Everything in the city revolves around money, profits, and advantage. Clearly, Sinclair Lewis would be defined as a 'liberal' individual, and he used this novel to explore themes that were current at the time (and today). The 1920's were a time of great conflict between workers and management and labor had begun to decline after 1920. This issue is a recurrent one in the novel. Babbitt has achieved the 'American Dream'. He has everything he wanted, but still wants more and more and can't be satisfied.
Lewis is perhaps raising the question of whether this is the American Dream, or if millions of Americans have been misinformed and misguided. Sinclair Lewis targeted religious leaders due to the sudden popularity of fundamentalist preachers after World War I. Billy Sunday and Aimee Semple McPherson were hugely popular and certainly known by Lewis at the time of the novel's writing. To a modernist like Lewis, they were phonies. Faith-healing and a literal interpretation of the Bible wouldn't go over with even religious modernists.
Lewis likely saw these types of figures as hypocrites, because they preached a traditionalist lifestyle. While at the same time, religious leaders were often exposed as frauds and charlatans. Modernists like Lewis believed that fundamentalist traditionalists were slowing modernization and were largely just 'stupid people', to put it bluntly. Modernist thinkers felt that fundamentalists used religion to stop new ideas from being discussed, such as in the case of John Scopes.

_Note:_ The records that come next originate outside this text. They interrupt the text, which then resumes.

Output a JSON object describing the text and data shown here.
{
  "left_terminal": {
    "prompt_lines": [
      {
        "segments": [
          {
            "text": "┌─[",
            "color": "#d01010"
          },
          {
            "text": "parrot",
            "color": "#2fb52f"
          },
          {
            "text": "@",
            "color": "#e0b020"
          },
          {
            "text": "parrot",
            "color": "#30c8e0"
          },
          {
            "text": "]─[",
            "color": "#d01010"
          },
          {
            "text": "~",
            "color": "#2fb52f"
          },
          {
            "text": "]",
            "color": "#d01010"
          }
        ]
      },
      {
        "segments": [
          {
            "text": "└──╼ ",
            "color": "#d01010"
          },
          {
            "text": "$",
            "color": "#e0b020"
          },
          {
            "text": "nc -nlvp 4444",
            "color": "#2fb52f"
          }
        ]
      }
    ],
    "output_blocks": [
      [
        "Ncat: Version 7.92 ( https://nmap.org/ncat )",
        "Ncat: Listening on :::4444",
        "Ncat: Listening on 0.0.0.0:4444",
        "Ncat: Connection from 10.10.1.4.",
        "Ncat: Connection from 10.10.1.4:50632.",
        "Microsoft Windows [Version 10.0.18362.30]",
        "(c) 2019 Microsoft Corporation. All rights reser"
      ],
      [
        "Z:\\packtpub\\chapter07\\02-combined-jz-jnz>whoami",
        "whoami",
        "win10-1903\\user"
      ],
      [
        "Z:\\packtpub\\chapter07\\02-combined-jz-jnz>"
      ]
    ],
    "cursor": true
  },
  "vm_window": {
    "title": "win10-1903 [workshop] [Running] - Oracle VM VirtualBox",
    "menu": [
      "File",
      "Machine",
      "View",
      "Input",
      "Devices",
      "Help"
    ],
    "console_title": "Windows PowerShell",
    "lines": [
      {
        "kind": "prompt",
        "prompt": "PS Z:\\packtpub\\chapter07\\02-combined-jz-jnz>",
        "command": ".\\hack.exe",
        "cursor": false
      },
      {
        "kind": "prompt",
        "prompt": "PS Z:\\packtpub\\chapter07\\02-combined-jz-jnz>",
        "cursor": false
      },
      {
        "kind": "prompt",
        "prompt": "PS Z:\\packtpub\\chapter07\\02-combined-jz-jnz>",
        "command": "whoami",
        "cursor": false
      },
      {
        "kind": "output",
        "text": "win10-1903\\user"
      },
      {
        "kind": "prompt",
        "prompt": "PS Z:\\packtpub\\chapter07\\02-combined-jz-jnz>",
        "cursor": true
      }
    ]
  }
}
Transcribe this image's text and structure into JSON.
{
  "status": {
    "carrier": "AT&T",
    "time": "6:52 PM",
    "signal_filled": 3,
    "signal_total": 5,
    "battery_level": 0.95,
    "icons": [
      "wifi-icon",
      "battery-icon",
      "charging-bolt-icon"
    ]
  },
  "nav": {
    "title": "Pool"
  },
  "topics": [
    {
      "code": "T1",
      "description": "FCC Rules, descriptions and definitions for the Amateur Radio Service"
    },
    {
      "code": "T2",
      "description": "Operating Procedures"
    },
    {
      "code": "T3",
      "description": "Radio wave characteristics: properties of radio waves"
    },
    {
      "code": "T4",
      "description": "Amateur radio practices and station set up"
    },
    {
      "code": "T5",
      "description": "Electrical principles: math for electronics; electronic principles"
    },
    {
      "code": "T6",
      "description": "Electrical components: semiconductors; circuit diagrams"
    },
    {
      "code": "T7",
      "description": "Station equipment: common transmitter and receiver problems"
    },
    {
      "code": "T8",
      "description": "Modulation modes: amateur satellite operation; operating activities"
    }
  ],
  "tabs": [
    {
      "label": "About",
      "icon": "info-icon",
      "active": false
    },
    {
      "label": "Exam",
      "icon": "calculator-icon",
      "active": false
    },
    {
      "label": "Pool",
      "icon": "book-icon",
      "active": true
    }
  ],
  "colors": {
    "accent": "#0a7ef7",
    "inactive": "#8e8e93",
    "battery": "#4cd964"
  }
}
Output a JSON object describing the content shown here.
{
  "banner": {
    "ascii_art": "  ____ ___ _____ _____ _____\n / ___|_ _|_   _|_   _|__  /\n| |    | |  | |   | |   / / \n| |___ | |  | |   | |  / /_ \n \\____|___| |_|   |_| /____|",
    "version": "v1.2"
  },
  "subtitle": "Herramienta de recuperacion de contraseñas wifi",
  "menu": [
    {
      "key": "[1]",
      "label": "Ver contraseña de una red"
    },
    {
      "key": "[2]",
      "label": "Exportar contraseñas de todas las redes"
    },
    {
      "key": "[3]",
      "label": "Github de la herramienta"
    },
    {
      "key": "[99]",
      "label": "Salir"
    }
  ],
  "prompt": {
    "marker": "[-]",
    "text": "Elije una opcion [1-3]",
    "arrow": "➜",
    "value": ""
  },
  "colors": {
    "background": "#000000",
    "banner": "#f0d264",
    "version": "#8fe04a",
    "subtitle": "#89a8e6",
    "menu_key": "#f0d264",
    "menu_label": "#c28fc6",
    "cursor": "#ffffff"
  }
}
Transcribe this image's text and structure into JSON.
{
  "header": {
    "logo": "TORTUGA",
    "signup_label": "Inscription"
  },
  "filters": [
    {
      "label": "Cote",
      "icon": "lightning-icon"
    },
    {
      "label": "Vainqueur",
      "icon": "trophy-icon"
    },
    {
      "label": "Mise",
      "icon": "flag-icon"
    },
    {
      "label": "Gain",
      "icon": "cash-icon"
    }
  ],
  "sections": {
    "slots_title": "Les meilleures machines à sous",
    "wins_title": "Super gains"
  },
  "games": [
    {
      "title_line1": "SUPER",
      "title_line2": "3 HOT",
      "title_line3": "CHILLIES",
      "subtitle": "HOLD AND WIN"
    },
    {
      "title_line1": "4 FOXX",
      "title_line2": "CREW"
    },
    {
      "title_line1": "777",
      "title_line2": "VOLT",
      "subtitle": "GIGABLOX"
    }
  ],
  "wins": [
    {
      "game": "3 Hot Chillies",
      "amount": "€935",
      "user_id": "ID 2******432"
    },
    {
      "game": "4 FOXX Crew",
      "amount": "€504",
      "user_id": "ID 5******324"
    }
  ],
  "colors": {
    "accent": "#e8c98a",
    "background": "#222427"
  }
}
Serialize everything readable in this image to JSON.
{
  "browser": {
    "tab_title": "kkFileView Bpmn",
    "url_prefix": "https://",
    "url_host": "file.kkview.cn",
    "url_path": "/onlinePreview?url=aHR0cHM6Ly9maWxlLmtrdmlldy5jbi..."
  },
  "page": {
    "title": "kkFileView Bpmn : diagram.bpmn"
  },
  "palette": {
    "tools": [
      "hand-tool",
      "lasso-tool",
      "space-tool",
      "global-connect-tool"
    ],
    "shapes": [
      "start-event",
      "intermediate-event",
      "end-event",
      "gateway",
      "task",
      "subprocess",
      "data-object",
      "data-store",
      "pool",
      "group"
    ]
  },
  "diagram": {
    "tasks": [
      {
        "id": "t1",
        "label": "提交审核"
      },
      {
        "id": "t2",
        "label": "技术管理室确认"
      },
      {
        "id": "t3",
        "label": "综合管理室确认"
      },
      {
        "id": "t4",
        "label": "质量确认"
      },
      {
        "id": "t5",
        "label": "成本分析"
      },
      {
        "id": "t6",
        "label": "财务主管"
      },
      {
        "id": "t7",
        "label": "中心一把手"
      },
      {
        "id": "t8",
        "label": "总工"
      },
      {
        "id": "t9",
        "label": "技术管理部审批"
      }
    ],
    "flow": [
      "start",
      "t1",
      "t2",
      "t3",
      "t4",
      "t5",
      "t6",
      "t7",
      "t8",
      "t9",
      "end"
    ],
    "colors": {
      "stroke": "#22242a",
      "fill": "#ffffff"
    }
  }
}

I feel that Sinclair Lewis just wanted to continue to expose tradionalists as hypocrites and used Babbitt to do so very effectively and very comedically. Throughout Babbitt, Sinclair Lewis pokes fun and shows the absurdity of conformity, bowing to peer pressure, and greed. As a modernist, Sinclair Lewis chose the targets of his time: Fundamentalist Preachers and Businessmen, and proceeded to show the absurdities and sometime hypocrisy of both. His novel was effective in conveying its ideas, and concludes with hope for the future, in Ted Babbitt, who made his own decisions and didn't conform.